Fan Zhen (ca. 450–ca. 515) war der führende Kopf dieses Kampfes. Die Entwicklung des Buddhismus hatte, als die Gegenbewegung einsetzte, bereits schlimme Folgen nach sich gezogen: Die Klöster mischten sich in Staatsangelegenheiten ein, viele Gläubige verloren Haus und Hof, die Landwirtschaft wurde ruiniert. Fan Zhen bemühte sich, dem Einfluss des Buddhismus Einhalt zu gebieten und die Wirtschaft des Landes wieder zu beleben. Als Philosoph stellte er eine Reihe atheistischer Thesen gegen die buddhistische Lehre auf:

1) „Es gibt kein Karma (Ursache und Wirkung) und keine Strafe Gottes“. Durch diese These forderte Fan Zhen seine Gegner heraus. Einmal bei einem Staatsbankett stellte ihn der Kanzler Xiao Liliang zur Rede, indem er ihn fragte: „Sie ignorieren die Lehre von Karma und die Strafe Gottes. Können sie erklären, wieso es dann unter dem Himmel arme und reiche, edle und niedrige Menschen gibt?“ Fan Zhen antwortete: „Der Mensch kommt zur Welt und geht davon, so wie die Blumen aufblühen, verwelken und abfallen. Manche Blüten werden vom Wind in prachtvolle Häuser geweht und fallen in reich verzierte Sessel, andere bläst der Wind in die Toilette. Sie, Eure Exzellenz, sind eine Blüte im prächtigen Haus, während ich nur eine Blüte in der Toilette bin.“ Fan Zhen war der Meinung, dass die Unterschiede zwischen edlen und reichen Menschen einerseits und niedrigen und armen Menschen andererseits nicht wegen des Karmas und der Strafe Gottes, sondern durch Zufall entstanden sind.

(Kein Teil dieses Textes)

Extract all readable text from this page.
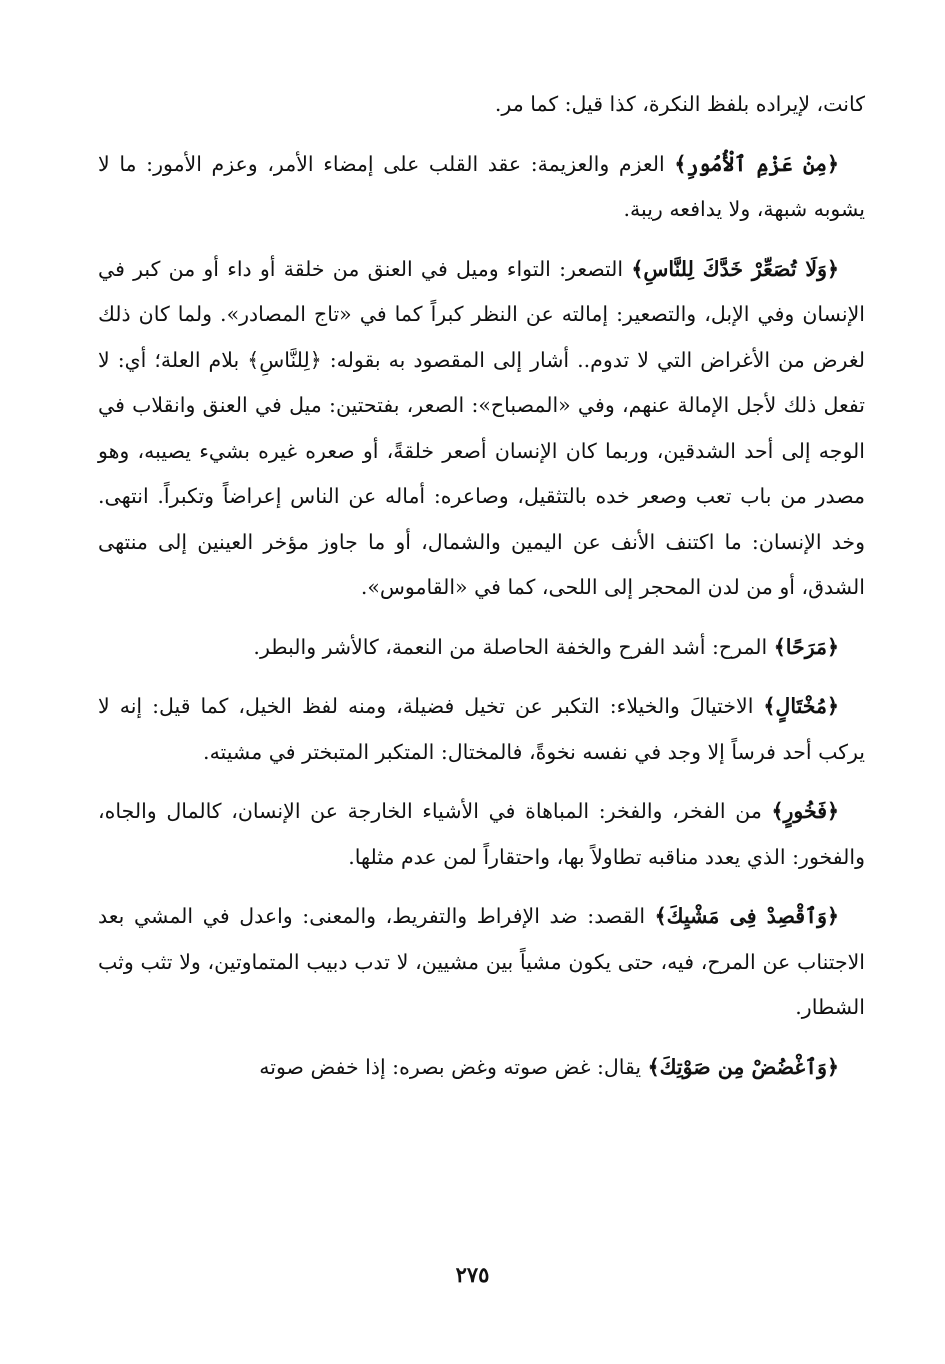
كانت، لإيراده بلفظ النكرة، كذا قيل: كما مر.

﴿مِنْ عَزْمِ ٱلْأُمُورِ﴾ العزم والعزيمة: عقد القلب على إمضاء الأمر، وعزم الأمور: ما لا يشوبه شبهة، ولا يدافعه ريبة.

﴿وَلَا تُصَعِّرْ خَدَّكَ لِلنَّاسِ﴾ التصعر: التواء وميل في العنق من خلقة أو داء أو من كبر في الإنسان وفي الإبل، والتصعير: إمالته عن النظر كبراً كما في «تاج المصادر». ولما كان ذلك لغرض من الأغراض التي لا تدوم.. أشار إلى المقصود به بقوله: ﴿لِلنَّاسِ﴾ بلام العلة؛ أي: لا تفعل ذلك لأجل الإمالة عنهم، وفي «المصباح»: الصعر، بفتحتين: ميل في العنق وانقلاب في الوجه إلى أحد الشدقين، وربما كان الإنسان أصعر خلقةً، أو صعره غيره بشيء يصيبه، وهو مصدر من باب تعب وصعر خده بالتثقيل، وصاعره: أماله عن الناس إعراضاً وتكبراً. انتهى. وخد الإنسان: ما اكتنف الأنف عن اليمين والشمال، أو ما جاوز مؤخر العينين إلى منتهى الشدق، أو من لدن المحجر إلى اللحى، كما في «القاموس».

﴿مَرَحًا﴾ المرح: أشد الفرح والخفة الحاصلة من النعمة، كالأشر والبطر.

﴿مُخْتَالٍ﴾ الاختيالَ والخيلاء: التكبر عن تخيل فضيلة، ومنه لفظ الخيل، كما قيل: إنه لا يركب أحد فرساً إلا وجد في نفسه نخوةً، فالمختال: المتكبر المتبختر في مشيته.

﴿فَخُورٍ﴾ من الفخر، والفخر: المباهاة في الأشياء الخارجة عن الإنسان، كالمال والجاه، والفخور: الذي يعدد مناقبه تطاولاً بها، واحتقاراً لمن عدم مثلها.

﴿وَٱقْصِدْ فِى مَشْيِكَ﴾ القصد: ضد الإفراط والتفريط، والمعنى: واعدل في المشي بعد الاجتناب عن المرح، فيه، حتى يكون مشياً بين مشيين، لا تدب دبيب المتماوتين، ولا تثب وثب الشطار.

﴿وَٱغْضُضْ مِن صَوْتِكَ﴾ يقال: غض صوته وغض بصره: إذا خفض صوته

٢٧٥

2) „Der Körper des Menschen und seine Seele sind eins.“ Fan Zhen schrieb einen Artikel, der den Titel „Über das Verschwinden der Seele“ trug. Er vertrat darin die Ansicht, dass der Körper des Menschen und seine Seele eine Einheit bilden. Beide seien nicht voneinander zu trennen. Diese athistische These war für die hohen Beamten ein Skandal. Der Kaiser persönlich beauftragte 64 Gelehrte, Schriften zu verfassen, in denen Fan Zhen kritisiert werden sollte. Die buddhistische These von der unabhängigen Existenz der Seele wurde nun von allen Seiten beleuchtet und zu untermauern versucht. Wenn der Mensch tot sei, so hieß es, sei nur der Körper, nicht aber die Seele tot. Die Seele würde nie verschwinden. Sie könne durch die Reinkarnation wieder zum Menschen werden. Die Theoretiker nahmen zu den Werken des früheren Philosophen Zhuang Zhou (ca. 369–286 v. Chr.) Zuflucht. Dort fanden sie diese Stelle: „ Ich hatte einmal einen Traum. Ich verwandelte mich in einen Schmetterling. Als ich wach wurde, wusste ich erst nicht, ob ich nun ein Schmetterling sei oder mich wieder zurückgewandelt habe.“ Die Gegner von Fan Zhen benutzten diese Worte von Zhuang Zhou, um zu beweisen, dass sich die Seele und Körper voneinander trennen können. Fan Zhen antwortete mit einer Gegenfrage: „Warum hat Zhuang Zhou, wenn er sich im Traum in einen Schmetterling verwandelt haben soll, keinen toten Schmetterling gesehen, als er wieder wach war? Warum sieht man keinen toten Ochsen oder kein totes Perd, wenn man wach wird und geträumt hat, man habe sich in Ochse oder Perd verwandelt?“ Fan Zhen betonte, dass die Seele nur existiere, wenn der Mensch lebt, während die Seele nicht mehr existiere, wenn der Mensch tot ist. Er verglich das Verhältnis zwischen Körper und Seele mit dem zwischen der Messerschneide und der Schärfe des Messers. Das Messer könne nur scharf sein, sagte er, wenn es eine Schneide habe; ohne Schneide gebe es keine Messerschärfe.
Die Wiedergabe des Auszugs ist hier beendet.